Buruh yang turun ke jalan dengan jumlah ratusan ribu tentu merepotkan. Jalanan macet. Ekonomi tidak bergerak karena buruh tidak bekerja. Orang-orang kantoran serta para kelas menengah berkeluh kesah atas neraka sehari yang dibikin para ‘buruh kurang ajar’ ini. Media-media massa mainstream pun dengan nyinyir berkeluh kesah: demo macet, tidak tertib, kotor, arogan dan lain sebagainya.
Akhirnya, pada tahun 2013, administrasi pemerintahan SBY mengeluarkan sebuah kebijakan yang amat jenius: membikin 1 Mei hari libur nasional!
Ini kebijakan yang benar secara politik (politically correct) karena (a) memihak buruh—mereka boleh berdemo di jalanan sepuasnya; dan (b) memihak pekerja kantoran—mereka tidak perlu mendengarkan keluhan buruh dan bisa berlibur bersama keluarga dengan tenang. Media-media mainstream pun menjadi kempes: mereka tidak usah terbit dan memberitakan ‘demo-demo kurang ajar’ itu.
***
Mari kita bandingkan kegiatan presiden Jokowi dalam 18 hari itu. Pada 1 Mei, presiden Jokowi ternyata tidak mengundang ketua-ketua kesatuan Serikat Buruh untuk makan malam di istana. Dia memilih untuk melakukan ‘perjalanan dinas’ ke Ngawi, Jawa Tengah. Karena tidak ada makan malam, tentu tidak ada juga kepala-kepala Serikat Buruh yang memberikan keterangan pers di podium kepresidenan.
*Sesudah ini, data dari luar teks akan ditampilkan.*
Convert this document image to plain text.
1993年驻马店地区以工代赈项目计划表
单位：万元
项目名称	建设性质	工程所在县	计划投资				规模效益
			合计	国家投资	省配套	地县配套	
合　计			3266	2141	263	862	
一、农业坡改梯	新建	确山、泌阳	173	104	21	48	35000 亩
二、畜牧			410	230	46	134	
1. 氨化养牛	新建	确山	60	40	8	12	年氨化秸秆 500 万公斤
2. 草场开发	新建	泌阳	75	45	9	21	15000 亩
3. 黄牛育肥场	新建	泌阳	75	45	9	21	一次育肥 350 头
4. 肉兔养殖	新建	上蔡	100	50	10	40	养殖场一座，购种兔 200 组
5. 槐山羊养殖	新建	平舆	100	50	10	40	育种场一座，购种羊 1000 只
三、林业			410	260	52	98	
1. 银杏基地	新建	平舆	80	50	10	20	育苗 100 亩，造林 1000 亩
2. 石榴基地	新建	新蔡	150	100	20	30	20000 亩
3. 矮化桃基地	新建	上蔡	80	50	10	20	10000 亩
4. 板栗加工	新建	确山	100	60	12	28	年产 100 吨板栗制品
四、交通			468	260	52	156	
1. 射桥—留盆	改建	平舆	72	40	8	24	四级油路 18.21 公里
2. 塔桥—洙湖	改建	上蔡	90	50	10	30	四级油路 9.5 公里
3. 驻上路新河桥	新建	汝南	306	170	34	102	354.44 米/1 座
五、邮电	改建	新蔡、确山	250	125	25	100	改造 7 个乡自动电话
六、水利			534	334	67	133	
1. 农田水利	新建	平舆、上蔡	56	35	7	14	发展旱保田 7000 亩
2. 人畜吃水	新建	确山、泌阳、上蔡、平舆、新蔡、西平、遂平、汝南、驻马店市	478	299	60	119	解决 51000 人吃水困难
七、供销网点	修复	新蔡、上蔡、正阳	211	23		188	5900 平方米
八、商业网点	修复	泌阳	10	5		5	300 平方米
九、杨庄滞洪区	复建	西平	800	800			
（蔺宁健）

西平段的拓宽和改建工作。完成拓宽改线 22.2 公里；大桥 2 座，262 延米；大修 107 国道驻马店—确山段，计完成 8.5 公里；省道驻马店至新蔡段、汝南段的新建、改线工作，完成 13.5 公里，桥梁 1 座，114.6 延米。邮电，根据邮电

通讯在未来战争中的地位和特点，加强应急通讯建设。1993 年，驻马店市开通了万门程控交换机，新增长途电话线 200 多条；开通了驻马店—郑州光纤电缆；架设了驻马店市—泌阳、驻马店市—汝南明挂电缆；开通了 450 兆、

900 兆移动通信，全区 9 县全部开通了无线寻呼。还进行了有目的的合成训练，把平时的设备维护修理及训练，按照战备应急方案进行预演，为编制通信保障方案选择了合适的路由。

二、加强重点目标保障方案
Tentu tidak adil membandingkan mahasiswa dan buruh. Kedua berbeda kasta dan kelas sosial. Buruh adalah buruh sebagaimana mahasiswa adalah … ya mahasiswa! Ada juga kontras lain yang menarik perhatian saya. Mahasiswa kalau turun ke jalan selalu ‘berjuang untuk rakyat.’ Mereka menolak kenaikan harga BBM. Mereka minta beras murah. Mereka minta pendidikan gratis. Mereka minta pelayanan kesehatan gratis. Semua itu untuk ‘rakyat.’ Motif mahasiswa adalah altruistik. Sementara buruh? Mereka menuntut upah minimum, uang lembur, cuti haid, hari sakit, dan sebagainya. Itu tuntutan untuk kepentingan mereka sendiri bukan? Nah, di situ buruh-buruh ini kelihatan selfish, egois, dan dari cara mereka berdemo, tentu saja, mau menang sendiri.
Kontras inilah yang menarik perhatian saya. Aksi mahasiswa dianggap tanpa pamrih (altruistik), sementara aksi buruh katanya Cuma mementingkan diri sendiri.
Sekalipun ‘penjelasan’ itu bisa dipahami, pertanyaan-pertanyaan ini tetap mengusik saya. Darimanakah ‘kekuatan’ mahasiswa yang konon heroik dan altruistik ini muncul? Mengapa buruh atau tani tidak punya kekuatan seperti itu?
***
Saya pernah omong-omong dengan seorang antropolog soal kekuatan sosial-politik mahasiswa ini. Dia malah bertanya, apakah generasi bapakmu mengalami apa yang disebut sebagai masa remaja?
Seingat saya, bapak saya tidak pernah banyak bercerita bagaimana dia mengalami masa remaja sebagaimana yang kita kenal sekarang ini. Demikian juga kawan-kawan sebayanya. Usia akil balik itu selalu ditandai oleh dua hal: (1) seseorang mulai bekerja dan (2) mempersiapkan diri untuk kawin (atau dikawinkan).
Keadaan kemudian berubah ketika sistem sekolah diperkenalkan. Sebelum bekerja, orang harus sekolah dulu. Bagi generasi orangtua saya, yakni generasi pertama dalam silsilah keluarga yang mengenyam bangku sekolahan, ini berarti penundaan untuk bekerja dan kawin.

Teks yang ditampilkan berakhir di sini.